De todas manera no hay mucho por festejar. El ministro Martín Guzmán todavía debe explicar si lo que se está viendo por estos días es crecimiento genuino o, apenas, el denominado “rebote del gato muerto”. Esta es una imagen utilizada por los economistas para graficar al comportamiento en el que los mercados, tras un deterioro importante, experimentan una subida en un determinado momento de tiempo. No obstante, este incremento se hace de una forma poco sostenible y, por lo tanto, las caídas se suceden de nuevo. No es necesario aclarar que, en este punto, los que prefieren la analogía del gato inerte son lo que cuentan con la carta ganadora.
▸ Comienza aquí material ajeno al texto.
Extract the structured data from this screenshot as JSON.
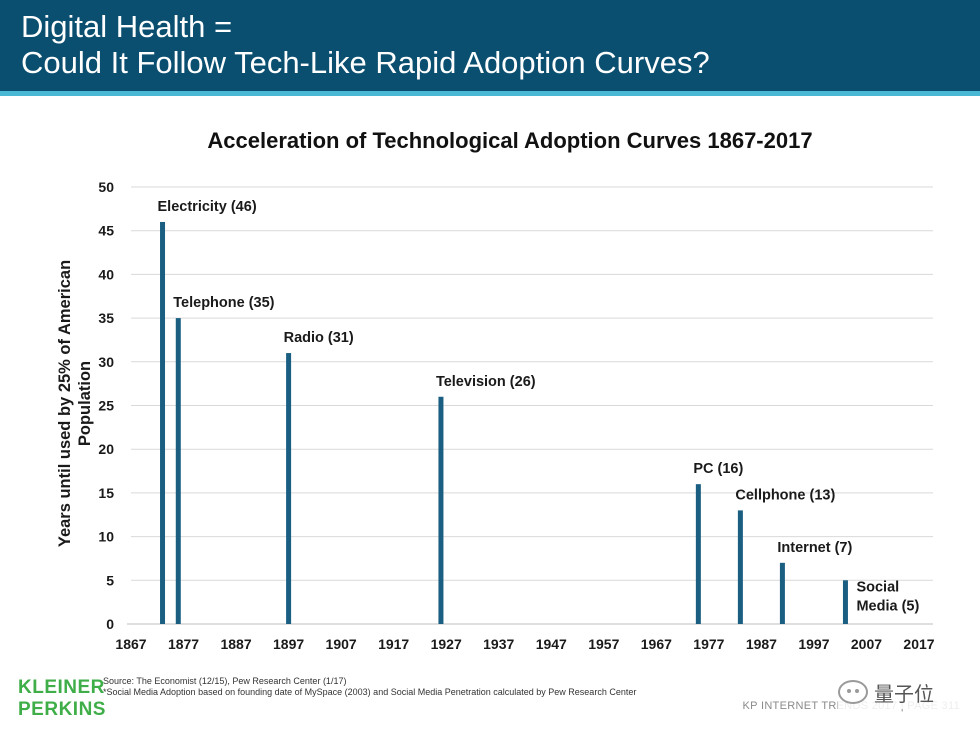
{
  "header": {
    "title_line1": "Digital Health =",
    "title_line2": "Could It Follow Tech-Like Rapid Adoption Curves?"
  },
  "chart_data": {
    "type": "bar",
    "title": "Acceleration of Technological Adoption Curves 1867-2017",
    "ylabel_lines": [
      "Years until used by 25% of American",
      "Population"
    ],
    "xlabel": "",
    "xlim": [
      1867,
      2017
    ],
    "ylim": [
      0,
      50
    ],
    "xticks": [
      1867,
      1877,
      1887,
      1897,
      1907,
      1917,
      1927,
      1937,
      1947,
      1957,
      1967,
      1977,
      1987,
      1997,
      2007,
      2017
    ],
    "yticks": [
      0,
      5,
      10,
      15,
      20,
      25,
      30,
      35,
      40,
      45,
      50
    ],
    "grid": "horizontal",
    "bar_color": "#1a5f82",
    "points": [
      {
        "x": 1873,
        "value": 46,
        "label_lines": [
          "Electricity (46)"
        ]
      },
      {
        "x": 1876,
        "value": 35,
        "label_lines": [
          "Telephone (35)"
        ]
      },
      {
        "x": 1897,
        "value": 31,
        "label_lines": [
          "Radio (31)"
        ]
      },
      {
        "x": 1926,
        "value": 26,
        "label_lines": [
          "Television (26)"
        ]
      },
      {
        "x": 1975,
        "value": 16,
        "label_lines": [
          "PC (16)"
        ]
      },
      {
        "x": 1983,
        "value": 13,
        "label_lines": [
          "Cellphone (13)"
        ]
      },
      {
        "x": 1991,
        "value": 7,
        "label_lines": [
          "Internet (7)"
        ]
      },
      {
        "x": 2003,
        "value": 5,
        "label_lines": [
          "Social",
          "Media (5)"
        ]
      }
    ]
  },
  "sources": {
    "line1": "Source: The Economist (12/15), Pew Research Center (1/17)",
    "line2": "*Social Media Adoption based on founding date of MySpace (2003) and Social Media Penetration calculated by Pew Research Center"
  },
  "logo": {
    "line1": "KLEINER",
    "line2": "PERKINS"
  },
  "footer": {
    "text": "KP INTERNET TRENDS 2017  |  PAGE 311"
  },
  "watermark": {
    "text": "量子位"
  }
}
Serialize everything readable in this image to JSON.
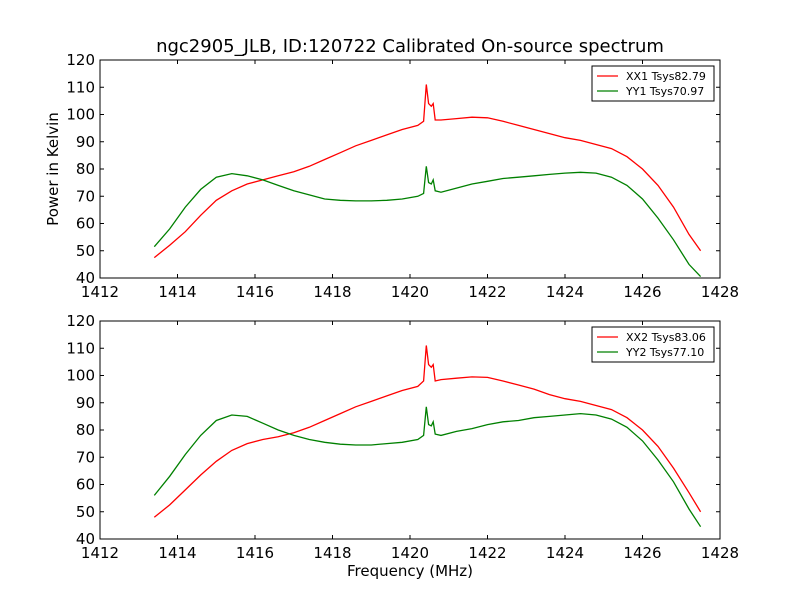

No es preciso abundar mucho sobre el particular. Dejando de lado la pandemia que, como hemos sostenido siempre desde esta columna, tiene fecha de vencimiento, la economía criolla presenta inconsistencias que requieren un abordaje profundo. Sin una solución al crónico déficit fiscal, una genuina apertura al mundo y una reforma completa al sistema impositivo difícilmente el país pueda crecer sostenidamente al menos por diez años y salir de su actual situación de estanflación. Tampoco puede soslayarse factores que, aunque colaterales, contribuyen decisivamente al desempeño económico. En este sentido, la crisis de la educación pública, exacerbada durante la imaginada virtualidad, mostrará sus uñas en el mediano plazo, del mismo modo en que actualmente lo hace, como es público notorio, la pérdida de la cultura del trabajo en vastos sectores de la población, adocenados por tres lustros de planes sociales repartidos sin ton ni son con la excusa del hambre que, contradictoriamente, no hace más que perpetuarse al batir de los tambores de la justicia social.